Wpis z mikrobloga

@sierramikebravo: uwielbiam te mądrości z dupy, kiedy masz na wyciągnięcie ręki tony literatury i badań w tym temacie. Przemoc niczego dziecka nie uczy, system nagród i kar również jest nieskuteczny. Pozdro, z fartem.
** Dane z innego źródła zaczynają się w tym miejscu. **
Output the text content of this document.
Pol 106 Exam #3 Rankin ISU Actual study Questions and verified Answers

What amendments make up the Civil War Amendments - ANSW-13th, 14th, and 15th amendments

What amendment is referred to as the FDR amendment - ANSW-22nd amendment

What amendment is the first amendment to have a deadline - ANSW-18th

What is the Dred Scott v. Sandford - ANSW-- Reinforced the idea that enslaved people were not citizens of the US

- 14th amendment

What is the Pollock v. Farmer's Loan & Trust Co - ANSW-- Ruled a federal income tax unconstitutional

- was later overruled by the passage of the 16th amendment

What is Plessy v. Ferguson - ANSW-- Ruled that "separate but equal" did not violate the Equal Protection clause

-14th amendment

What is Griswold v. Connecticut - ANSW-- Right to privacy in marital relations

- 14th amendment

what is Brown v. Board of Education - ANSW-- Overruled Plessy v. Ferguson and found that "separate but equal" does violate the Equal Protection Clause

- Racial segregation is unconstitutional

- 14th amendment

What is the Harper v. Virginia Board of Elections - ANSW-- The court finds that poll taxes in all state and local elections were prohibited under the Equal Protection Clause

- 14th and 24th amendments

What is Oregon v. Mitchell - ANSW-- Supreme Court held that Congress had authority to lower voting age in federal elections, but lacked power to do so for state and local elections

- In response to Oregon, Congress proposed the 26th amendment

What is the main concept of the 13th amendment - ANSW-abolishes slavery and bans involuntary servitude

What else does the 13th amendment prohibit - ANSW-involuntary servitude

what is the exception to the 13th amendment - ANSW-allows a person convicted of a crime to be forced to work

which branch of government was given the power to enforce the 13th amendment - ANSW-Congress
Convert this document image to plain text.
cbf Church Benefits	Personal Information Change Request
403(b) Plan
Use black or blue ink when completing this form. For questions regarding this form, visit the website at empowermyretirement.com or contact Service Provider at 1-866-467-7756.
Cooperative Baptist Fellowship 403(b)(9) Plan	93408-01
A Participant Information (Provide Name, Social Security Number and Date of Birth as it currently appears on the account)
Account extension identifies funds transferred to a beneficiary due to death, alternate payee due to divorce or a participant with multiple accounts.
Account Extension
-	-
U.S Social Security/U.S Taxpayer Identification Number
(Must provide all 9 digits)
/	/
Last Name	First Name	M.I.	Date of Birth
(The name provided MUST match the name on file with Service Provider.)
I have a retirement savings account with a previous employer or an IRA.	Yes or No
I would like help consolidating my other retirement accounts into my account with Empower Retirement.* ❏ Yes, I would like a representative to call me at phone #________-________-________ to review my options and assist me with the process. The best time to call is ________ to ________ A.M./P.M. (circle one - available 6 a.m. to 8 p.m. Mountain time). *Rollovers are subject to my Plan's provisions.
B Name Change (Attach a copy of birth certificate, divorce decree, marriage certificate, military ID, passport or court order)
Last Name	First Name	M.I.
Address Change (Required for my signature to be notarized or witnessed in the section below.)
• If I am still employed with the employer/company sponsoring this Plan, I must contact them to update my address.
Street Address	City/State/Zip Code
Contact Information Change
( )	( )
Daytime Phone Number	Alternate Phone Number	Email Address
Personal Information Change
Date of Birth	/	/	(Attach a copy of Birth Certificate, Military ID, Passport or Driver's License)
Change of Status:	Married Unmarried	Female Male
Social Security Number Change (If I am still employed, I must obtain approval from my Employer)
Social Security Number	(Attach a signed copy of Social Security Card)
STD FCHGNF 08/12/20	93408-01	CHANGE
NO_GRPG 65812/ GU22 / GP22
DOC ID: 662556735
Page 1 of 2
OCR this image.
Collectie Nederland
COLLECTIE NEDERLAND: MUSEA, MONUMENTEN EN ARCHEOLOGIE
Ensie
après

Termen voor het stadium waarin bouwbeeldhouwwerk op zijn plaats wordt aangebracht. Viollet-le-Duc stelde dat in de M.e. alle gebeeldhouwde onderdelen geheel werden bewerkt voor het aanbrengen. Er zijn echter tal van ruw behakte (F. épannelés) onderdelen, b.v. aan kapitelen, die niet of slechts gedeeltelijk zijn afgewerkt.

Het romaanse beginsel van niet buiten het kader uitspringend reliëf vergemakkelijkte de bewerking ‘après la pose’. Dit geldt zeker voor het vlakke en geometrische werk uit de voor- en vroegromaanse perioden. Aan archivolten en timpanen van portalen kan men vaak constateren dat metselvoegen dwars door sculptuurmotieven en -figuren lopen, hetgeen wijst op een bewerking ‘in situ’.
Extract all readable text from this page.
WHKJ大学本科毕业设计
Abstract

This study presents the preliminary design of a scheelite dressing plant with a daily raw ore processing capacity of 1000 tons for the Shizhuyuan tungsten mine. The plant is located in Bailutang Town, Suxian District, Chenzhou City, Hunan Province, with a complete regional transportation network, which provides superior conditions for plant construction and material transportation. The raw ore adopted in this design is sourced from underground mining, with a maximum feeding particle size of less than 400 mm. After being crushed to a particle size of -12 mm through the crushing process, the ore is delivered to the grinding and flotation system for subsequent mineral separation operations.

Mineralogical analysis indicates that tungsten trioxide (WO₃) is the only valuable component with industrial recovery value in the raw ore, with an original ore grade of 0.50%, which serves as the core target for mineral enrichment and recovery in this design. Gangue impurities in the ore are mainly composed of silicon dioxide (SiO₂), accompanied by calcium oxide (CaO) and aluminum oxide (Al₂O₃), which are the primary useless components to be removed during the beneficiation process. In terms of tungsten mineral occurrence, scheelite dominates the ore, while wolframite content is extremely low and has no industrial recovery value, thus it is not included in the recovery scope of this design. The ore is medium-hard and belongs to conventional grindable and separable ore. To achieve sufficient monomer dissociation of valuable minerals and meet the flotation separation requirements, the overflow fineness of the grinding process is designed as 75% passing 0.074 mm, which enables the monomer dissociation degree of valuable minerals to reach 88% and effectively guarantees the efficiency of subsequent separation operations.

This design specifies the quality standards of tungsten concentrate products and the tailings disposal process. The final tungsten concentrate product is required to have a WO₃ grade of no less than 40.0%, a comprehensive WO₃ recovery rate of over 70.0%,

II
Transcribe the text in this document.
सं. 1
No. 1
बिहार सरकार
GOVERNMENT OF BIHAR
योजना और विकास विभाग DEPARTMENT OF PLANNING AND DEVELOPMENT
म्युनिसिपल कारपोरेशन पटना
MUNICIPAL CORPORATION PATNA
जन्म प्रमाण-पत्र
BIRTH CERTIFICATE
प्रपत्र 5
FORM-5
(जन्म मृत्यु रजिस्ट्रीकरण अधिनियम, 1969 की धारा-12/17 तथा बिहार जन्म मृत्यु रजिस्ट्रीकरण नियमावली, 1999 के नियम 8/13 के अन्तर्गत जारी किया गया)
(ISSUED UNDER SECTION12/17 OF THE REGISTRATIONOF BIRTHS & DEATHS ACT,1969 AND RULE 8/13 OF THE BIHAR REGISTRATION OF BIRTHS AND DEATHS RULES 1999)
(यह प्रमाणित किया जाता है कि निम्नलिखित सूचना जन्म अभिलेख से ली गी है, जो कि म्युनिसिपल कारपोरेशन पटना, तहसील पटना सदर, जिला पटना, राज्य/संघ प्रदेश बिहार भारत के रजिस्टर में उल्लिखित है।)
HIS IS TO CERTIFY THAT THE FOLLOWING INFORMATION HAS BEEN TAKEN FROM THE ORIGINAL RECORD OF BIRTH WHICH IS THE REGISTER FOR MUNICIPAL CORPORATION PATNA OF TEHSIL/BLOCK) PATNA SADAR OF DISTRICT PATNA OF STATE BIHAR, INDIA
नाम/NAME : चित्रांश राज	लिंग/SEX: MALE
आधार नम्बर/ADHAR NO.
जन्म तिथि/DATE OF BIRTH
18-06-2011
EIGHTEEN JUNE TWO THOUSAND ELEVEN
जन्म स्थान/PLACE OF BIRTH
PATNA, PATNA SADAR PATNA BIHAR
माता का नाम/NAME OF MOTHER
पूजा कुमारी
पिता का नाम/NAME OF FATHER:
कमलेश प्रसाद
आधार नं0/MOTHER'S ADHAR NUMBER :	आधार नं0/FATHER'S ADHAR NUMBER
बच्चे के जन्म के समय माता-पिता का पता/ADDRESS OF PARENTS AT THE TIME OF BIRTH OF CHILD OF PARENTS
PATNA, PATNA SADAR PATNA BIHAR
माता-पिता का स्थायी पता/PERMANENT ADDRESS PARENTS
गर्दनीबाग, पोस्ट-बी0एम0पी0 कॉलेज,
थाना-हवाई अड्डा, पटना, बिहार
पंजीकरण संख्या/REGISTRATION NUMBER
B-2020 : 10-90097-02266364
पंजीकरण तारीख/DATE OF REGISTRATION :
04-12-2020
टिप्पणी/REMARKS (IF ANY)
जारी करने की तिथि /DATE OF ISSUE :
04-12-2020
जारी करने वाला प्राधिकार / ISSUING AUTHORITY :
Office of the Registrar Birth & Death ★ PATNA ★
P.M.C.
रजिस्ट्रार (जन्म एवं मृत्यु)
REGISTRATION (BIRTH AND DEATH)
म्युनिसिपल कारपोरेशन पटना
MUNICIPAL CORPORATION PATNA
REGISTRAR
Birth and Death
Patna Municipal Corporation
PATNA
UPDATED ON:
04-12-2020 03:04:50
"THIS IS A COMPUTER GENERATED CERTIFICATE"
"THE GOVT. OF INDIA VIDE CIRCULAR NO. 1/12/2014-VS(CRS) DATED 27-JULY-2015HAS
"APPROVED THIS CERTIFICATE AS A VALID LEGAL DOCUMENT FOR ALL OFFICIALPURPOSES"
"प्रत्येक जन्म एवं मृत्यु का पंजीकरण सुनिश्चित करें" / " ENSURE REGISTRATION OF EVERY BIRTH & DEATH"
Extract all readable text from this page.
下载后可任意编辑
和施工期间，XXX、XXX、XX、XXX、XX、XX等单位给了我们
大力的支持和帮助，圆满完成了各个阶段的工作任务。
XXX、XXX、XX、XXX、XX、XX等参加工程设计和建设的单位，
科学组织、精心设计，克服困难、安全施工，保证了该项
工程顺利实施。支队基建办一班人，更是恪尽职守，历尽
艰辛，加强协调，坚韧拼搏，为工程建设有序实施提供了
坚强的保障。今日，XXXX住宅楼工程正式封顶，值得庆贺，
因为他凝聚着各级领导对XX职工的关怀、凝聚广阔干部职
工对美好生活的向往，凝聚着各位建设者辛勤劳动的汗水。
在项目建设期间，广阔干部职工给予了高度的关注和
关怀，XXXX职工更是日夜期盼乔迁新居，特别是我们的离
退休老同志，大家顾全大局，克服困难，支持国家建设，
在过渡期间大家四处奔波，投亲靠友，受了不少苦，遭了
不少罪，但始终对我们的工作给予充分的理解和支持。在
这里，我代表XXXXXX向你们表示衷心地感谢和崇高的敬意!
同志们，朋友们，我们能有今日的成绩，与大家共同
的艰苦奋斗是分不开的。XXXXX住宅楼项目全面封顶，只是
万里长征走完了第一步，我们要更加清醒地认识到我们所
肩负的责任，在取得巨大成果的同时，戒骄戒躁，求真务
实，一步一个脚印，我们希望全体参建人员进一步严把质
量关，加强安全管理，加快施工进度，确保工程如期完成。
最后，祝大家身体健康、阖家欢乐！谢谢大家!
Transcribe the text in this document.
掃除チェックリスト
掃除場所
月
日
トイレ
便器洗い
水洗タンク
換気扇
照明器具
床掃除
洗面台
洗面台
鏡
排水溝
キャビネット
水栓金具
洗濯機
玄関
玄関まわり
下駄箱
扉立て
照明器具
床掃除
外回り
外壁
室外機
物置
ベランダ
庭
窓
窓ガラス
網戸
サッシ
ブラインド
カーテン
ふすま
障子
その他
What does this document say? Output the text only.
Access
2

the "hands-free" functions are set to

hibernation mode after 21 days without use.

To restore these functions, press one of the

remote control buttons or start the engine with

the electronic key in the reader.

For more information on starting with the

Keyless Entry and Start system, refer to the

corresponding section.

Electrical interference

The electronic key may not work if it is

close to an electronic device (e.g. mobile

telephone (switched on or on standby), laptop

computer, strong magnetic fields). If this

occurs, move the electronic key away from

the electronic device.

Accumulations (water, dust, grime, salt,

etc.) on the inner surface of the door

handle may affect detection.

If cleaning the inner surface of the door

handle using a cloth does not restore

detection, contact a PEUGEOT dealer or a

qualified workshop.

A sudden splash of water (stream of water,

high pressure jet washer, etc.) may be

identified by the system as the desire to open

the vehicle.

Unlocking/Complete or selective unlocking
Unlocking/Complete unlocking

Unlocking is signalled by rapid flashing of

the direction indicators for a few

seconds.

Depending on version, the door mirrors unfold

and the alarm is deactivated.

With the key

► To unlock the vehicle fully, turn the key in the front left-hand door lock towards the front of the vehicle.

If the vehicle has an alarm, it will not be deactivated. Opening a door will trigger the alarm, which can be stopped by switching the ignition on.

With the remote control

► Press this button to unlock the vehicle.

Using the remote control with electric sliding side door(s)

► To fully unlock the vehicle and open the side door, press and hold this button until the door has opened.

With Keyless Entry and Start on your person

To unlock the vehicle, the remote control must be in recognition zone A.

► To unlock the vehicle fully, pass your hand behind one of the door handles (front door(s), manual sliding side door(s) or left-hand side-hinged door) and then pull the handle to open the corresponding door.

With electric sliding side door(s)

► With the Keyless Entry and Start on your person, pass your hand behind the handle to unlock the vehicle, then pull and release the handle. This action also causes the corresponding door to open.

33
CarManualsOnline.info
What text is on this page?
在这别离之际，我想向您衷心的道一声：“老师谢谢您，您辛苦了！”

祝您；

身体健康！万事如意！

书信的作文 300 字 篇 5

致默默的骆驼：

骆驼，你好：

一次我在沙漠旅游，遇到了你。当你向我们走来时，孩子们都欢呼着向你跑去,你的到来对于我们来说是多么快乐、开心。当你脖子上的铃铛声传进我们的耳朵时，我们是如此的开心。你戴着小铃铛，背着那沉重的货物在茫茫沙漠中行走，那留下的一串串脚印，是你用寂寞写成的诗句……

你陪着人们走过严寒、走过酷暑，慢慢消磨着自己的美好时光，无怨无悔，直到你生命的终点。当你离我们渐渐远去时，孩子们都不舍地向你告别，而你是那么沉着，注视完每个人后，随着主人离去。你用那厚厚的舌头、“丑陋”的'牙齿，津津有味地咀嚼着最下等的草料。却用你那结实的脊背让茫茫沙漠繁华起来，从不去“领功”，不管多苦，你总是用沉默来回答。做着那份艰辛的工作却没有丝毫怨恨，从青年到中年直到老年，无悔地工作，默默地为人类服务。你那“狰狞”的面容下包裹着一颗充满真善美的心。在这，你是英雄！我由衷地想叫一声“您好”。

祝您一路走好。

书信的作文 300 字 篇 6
@Cierniostwor tłumaczę jak krowie na rowie dlaczego jego zachowanie jest niewłaściwe, na przykład: dwulatka mnie uderzy. więc tłumaczę że to nie jest okej bo teraz mnie boli. Oczywiscie to nie jest tak że dziecko w tym wieku zrozumie i przyswoi od razu, ale po kilkunastu takich sytuacjach córka załapała i jeśli w akcie złości zdarzyło jej się jeszcze mnie uderzyć od razu zauważała że, ojej, mamę teraz boli. przybiegała, pocałowała w uderzone
@sierramikebravo: to jest normalizowanie przemocy. Moje 3letnie dziecko jest usłuchane i jest bardzo grzeczne, a histeryzuje tylko gdy jest bardzo zmęczone. A dlatego, że z nim rozmawiam, tłumaczę, przytulam. Dziecko ma rozumieć, dlaczego ma postępować właściwie. Córka mnie słucha z miłości, a nie strachu. W ogóle nie wyobrażam sobie jak można uderzyć dziecko, które się kocha.